A very good question! Essentially, usage differs according to register, so that, while in informal, conversational usage, ‘as well as’ is normally treated as a phrasal preposition, giving e.g.
Peter knows what is happening, as well as me.
(= Peter knows, and I know…)
in formal usage, many speakers will prefer to use it (in accordance with its syntactic origins as an elliptical comparative) rather as a phrasal conjunction, giving e.g.
Peter, as well as I, knows what is happening.
(< as well as/to the same extent that I know…)
the position of the phrase being also variable (sometimes for reasons of euphony).

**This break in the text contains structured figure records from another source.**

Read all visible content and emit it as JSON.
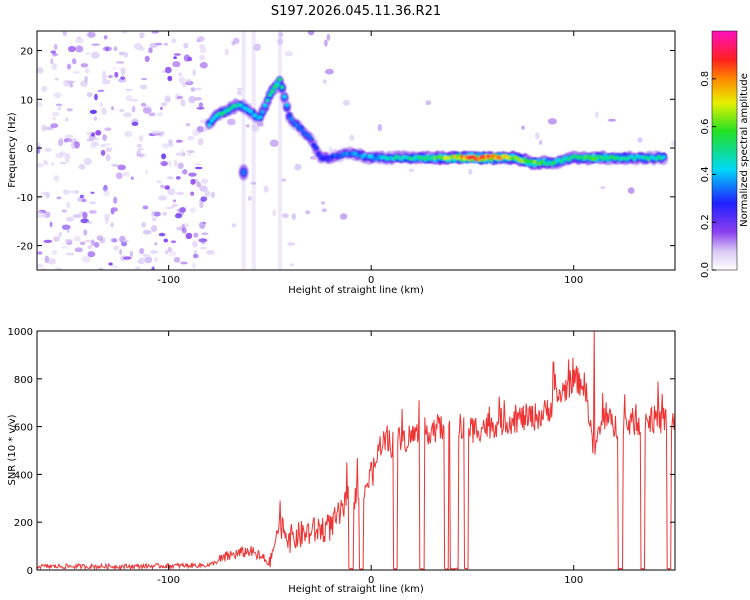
{
  "title": "S197.2026.045.11.36.R21",
  "chart_data": [
    {
      "type": "heatmap",
      "name": "spectrogram",
      "xlabel": "Height of straight line (km)",
      "ylabel": "Frequency (Hz)",
      "xlim": [
        -165,
        150
      ],
      "ylim": [
        -25,
        24
      ],
      "xticks": [
        -100,
        0,
        100
      ],
      "yticks": [
        -20,
        -10,
        0,
        10,
        20
      ],
      "grid": false,
      "colorbar": {
        "label": "Normalized spectral amplitude",
        "range": [
          0.0,
          1.0
        ],
        "ticks": [
          0.0,
          0.2,
          0.4,
          0.6,
          0.8
        ],
        "tick_labels": [
          "0.0",
          "0.2",
          "0.4",
          "0.6",
          "0.8"
        ],
        "colormap": "rainbow (white → violet → blue → cyan → green → yellow → red → magenta)"
      },
      "ridge": {
        "description": "main frequency track (Hz) vs height (km), with normalized amplitude",
        "x": [
          -80,
          -75,
          -70,
          -65,
          -55,
          -50,
          -45,
          -40,
          -35,
          -30,
          -25,
          -20,
          -10,
          0,
          10,
          20,
          30,
          40,
          50,
          60,
          70,
          80,
          90,
          100,
          110,
          120,
          130,
          145
        ],
        "freq": [
          5,
          7,
          8,
          9,
          6,
          11,
          14,
          6,
          4,
          2,
          -2,
          -2,
          -1,
          -2,
          -2,
          -2,
          -2,
          -2,
          -2,
          -2,
          -2,
          -3,
          -3,
          -2,
          -2,
          -2,
          -2,
          -2
        ],
        "amplitude": [
          0.4,
          0.5,
          0.5,
          0.45,
          0.4,
          0.5,
          0.55,
          0.35,
          0.35,
          0.3,
          0.3,
          0.3,
          0.35,
          0.4,
          0.45,
          0.5,
          0.55,
          0.7,
          0.9,
          0.85,
          0.65,
          0.6,
          0.5,
          0.5,
          0.6,
          0.5,
          0.45,
          0.45
        ]
      },
      "secondary_blob": {
        "x": -63,
        "freq": -5,
        "amplitude": 0.35
      }
    },
    {
      "type": "line",
      "name": "snr",
      "xlabel": "Height of straight line (km)",
      "ylabel": "SNR (10 * v/v)",
      "xlim": [
        -165,
        150
      ],
      "ylim": [
        0,
        1000
      ],
      "xticks": [
        -100,
        0,
        100
      ],
      "yticks": [
        0,
        200,
        400,
        600,
        800,
        1000
      ],
      "grid": false,
      "color": "#ee3333",
      "series": [
        {
          "name": "SNR",
          "description": "noisy SNR trace; piecewise trend with dropouts to zero",
          "x": [
            -165,
            -120,
            -80,
            -70,
            -60,
            -50,
            -45,
            -40,
            -30,
            -20,
            -10,
            0,
            5,
            10,
            20,
            30,
            40,
            50,
            60,
            70,
            80,
            85,
            90,
            100,
            105,
            110,
            115,
            120,
            130,
            140,
            150
          ],
          "y": [
            15,
            15,
            20,
            60,
            80,
            30,
            200,
            130,
            160,
            180,
            300,
            380,
            540,
            530,
            560,
            590,
            600,
            590,
            610,
            630,
            640,
            650,
            700,
            800,
            780,
            500,
            640,
            600,
            620,
            630,
            620
          ],
          "dropouts_to_zero_at_x": [
            -10,
            -5,
            12,
            25,
            37,
            40,
            42,
            47,
            123,
            134,
            147
          ],
          "spikes": [
            {
              "x": -45,
              "y": 290
            },
            {
              "x": -12,
              "y": 450
            },
            {
              "x": 0,
              "y": 450
            },
            {
              "x": 90,
              "y": 870
            },
            {
              "x": 110,
              "y": 1000
            }
          ]
        }
      ]
    }
  ]
}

However, when collocating with a following verbal structure that is not automatically deducible from context (as in the case of your problem sentence), the expression has become obligatorily elliptical, so that we cannot grammatically/meaningfully reinstate a putative full form
*We will mark their scripts as well as we will provide comments by highlighting their mistakes.
In such cases, consequently, the prepositional reading of ‘as well as’ naturally prevails, yielding therefore either (on the typical model of [preposition+Ving]) the gerund form as well as providing or, alternatively (on the special model of [besides+V]) as well as provide (the latter being, in fact, preferable here on account of the infinitive form ‘mark’ earlier in the sentence).